Presence of peers ups health workers' hand hygiene

Presence of peers ups health workers' hand hygiene

(HealthDay)—The presence of other health care workers improves hand hygiene adherence, according to a study published in the October issue of Infection Control and Hospital Epidemiology.

Mauricio N. Monsalve, from the University of Iowa in Iowa City, and colleagues deployed a custom-built, automated, hand hygiene monitoring system to detect whether a health care worker practiced hand hygiene upon entering and exiting a patient's room. The system also estimated the location of other with respect to health care workers entering or exiting a room. During a 10-day study period, 47,694 in-room and out-of-room hand hygiene opportunities were analyzed.

The researchers found that the observed adherence rate was 20.85 percent when a worker was alone (no recent health care worker contacts). However, the observed adherence was higher (27.90 percent; P < 0.01) when other health care workers were present.

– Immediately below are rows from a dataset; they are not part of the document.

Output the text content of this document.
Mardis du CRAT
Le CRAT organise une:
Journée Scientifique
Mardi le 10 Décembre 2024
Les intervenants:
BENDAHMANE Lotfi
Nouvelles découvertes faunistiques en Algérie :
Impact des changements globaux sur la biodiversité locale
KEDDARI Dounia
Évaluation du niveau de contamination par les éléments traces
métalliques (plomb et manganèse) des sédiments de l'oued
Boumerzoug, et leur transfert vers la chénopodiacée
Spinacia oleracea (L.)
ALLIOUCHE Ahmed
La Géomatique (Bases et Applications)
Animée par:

The number of nearby health care workers correlated with increased adherence, but at a decreasing rate. After controlling for confounding factors, these results were consistent at different times of day and for different measures of social context.

"The presence and proximity of other workers is associated with higher rates," the authors write. "Our results also indicate that rates increase as the social environment becomes more crowded, but with diminishing marginal returns."